O livro de Esdras atribui a promulgação do Pentateuco ao escriba e sacerdote Esdras, que se apresentara munido de uma carta de acreditação do rei persa para facilitar a aceitação da "lei do deus do céu" e da lei do rei. A partir desses textos e de outros documentos, Peter Frei elaborou a hipótese de que teria havido uma autorização imperial segundo a qual a própria administração persa teria ordenado que as diferentes populações do Império publicassem as suas tradições religiosas e depois as submetessem à aprovação do poder aqueménida[84]. Esta teoria é muito frágil[85] pois todos os exemplos que Peter Frei propõe não podem ser diretamente relacionados com a Torá, pois são documentos curtos que muitas vezes dizem respeito apenas aos detalhes de um culto local. A edição da Torah é antes de tudo uma realidade que apenas diz respeito a judeus e samaritanos ainda que também com uma forte implicação da “golah” que provavelmente se reconhecia na figura de Esdras, ao mesmo tempo que se legitimava a si mesma encenando uma benevolência persa em relação à promulgação do Pentateuco.

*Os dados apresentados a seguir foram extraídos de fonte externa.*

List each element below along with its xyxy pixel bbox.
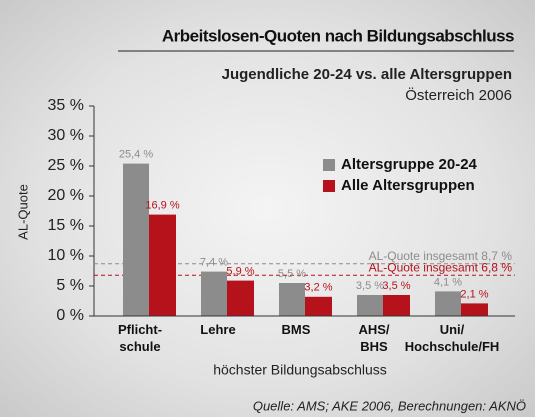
y-axis-label: AL-Quote: [15, 184, 30, 240]
x-tick-label: BMS: [281, 322, 311, 337]
x-axis-label: höchster Bildungsabschluss: [213, 362, 387, 378]
legend-label: Altersgruppe 20-24: [341, 156, 478, 173]
bar: [149, 214, 176, 316]
bar: [461, 303, 488, 316]
bar: [227, 280, 254, 316]
bar: [201, 271, 227, 316]
y-tick-label: 10 %: [48, 247, 84, 264]
y-tick-label: 15 %: [48, 217, 84, 234]
value-label: 4,1 %: [434, 276, 462, 288]
x-tick-label: Uni/ Hochschule/FH: [404, 322, 500, 354]
y-tick-label: 0 %: [56, 307, 84, 324]
bar: [305, 296, 332, 316]
value-label: 5,9 %: [226, 266, 254, 278]
value-label: 16,9 %: [145, 200, 179, 212]
chart-title: Arbeitslosen-Quoten nach Bildungsabschlu…: [162, 26, 514, 45]
value-label: 3,2 %: [304, 282, 332, 294]
legend-label: Alle Altersgruppen: [341, 177, 475, 194]
value-label: 2,1 %: [460, 288, 488, 300]
bar: [383, 295, 410, 316]
value-label: 3,5 %: [382, 280, 410, 292]
y-tick-label: 35 %: [48, 97, 84, 114]
bar: [435, 291, 461, 316]
subtitle2: Österreich 2006: [405, 86, 512, 104]
y-tick-label: 5 %: [56, 277, 84, 294]
x-tick-label: AHS/ BHS: [358, 322, 390, 354]
x-tick-label: Pflicht- schule: [117, 322, 163, 354]
y-tick-label: 25 %: [48, 157, 84, 174]
subtitle: Jugendliche 20-24 vs. alle Altersgruppen: [222, 66, 512, 83]
source: Quelle: AMS; AKE 2006, Berechnungen: AKN…: [253, 398, 526, 413]
bar: [123, 163, 149, 316]
value-label: 25,4 %: [119, 149, 153, 161]
bar: [279, 283, 305, 316]
x-tick-label: Lehre: [200, 322, 236, 337]
y-tick-label: 30 %: [48, 127, 84, 144]
y-tick-label: 20 %: [48, 187, 84, 204]
value-label: 3,5 %: [356, 280, 384, 292]
reference-label: AL-Quote insgesamt 6,8 %: [369, 260, 513, 274]
value-label: 7,4 %: [200, 257, 228, 269]
legend-swatch: [323, 159, 335, 171]
value-label: 5,5 %: [278, 268, 306, 280]
reference-label: AL-Quote insgesamt 8,7 %: [369, 249, 513, 263]
legend-swatch: [323, 180, 335, 192]
bar: [357, 295, 383, 316]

Com a Torá, o judaísmo passa a ser definitivamente uma religião móvel para a diáspora. Yhwh deixa de ter necessidade de templo, mas mantém uma relação específica com o seu povo, que vive conforme as prescrições da Torá.

 

12.YHWH, DEUS ÚNICO, INVISÍVEL, TRANSCENDENTE E UNIVERSAL

Defendemos até aqui a tese de que o primeiro templo de Jerusalém tinha uma estátua de Yhwh que, ao que parece, nunca foi posta em causa durante a Reforma de Josias. O mandamento primitivo, mais tarde integrado no Decálogo, "Não terás outros deuses diante de mim", apontava, a princípio, para a presença de estátuas de outras divindades diante da estátua de Yhwh. Quando se reconstruiu o Templo, por alturas do começo da Era Persa, com certeza que terá havido discussões acerca da edificação de uma (nova) estátua de Yhwh. Quando o autor denominado «Deuteroisaías» anuncia o regresso de Yhwh da Babilónia à Terra Prometida, deparamos com esta afirmação: «Ouve: as tuas sentinelas gritam, cantam em coro, porque vêem olhos nos olhos o regresso de Yhwh a Sião» (Isaías 52,8). Caso nos puséssemos a imaginar a chegada de uma estátua de Yhwh a Jerusalém, esta descrição seria perfeitamente compreensível. É por isso que o autor do capítulo 4 do Deuteronómio insiste no facto de o povo não ter visto nenhuma «forma», nenhuma representação durante a revelação de Yhwh a Israel: «15Tomai muito cuidado convosco, pois não vistes imagem (“temunah”) alguma no dia em que Yhwh vos falou no Horeb do meio do fogo. 16Portanto, não vos deixeis corromper, fabricando para vós imagem esculpida (“pesel”) de qualquer representação (“temunah samel tabnit”) […]». Esta passagem pode, de facto, ser lida como um texto programático contra a construção de uma estátua de Yhwh na época persa[86].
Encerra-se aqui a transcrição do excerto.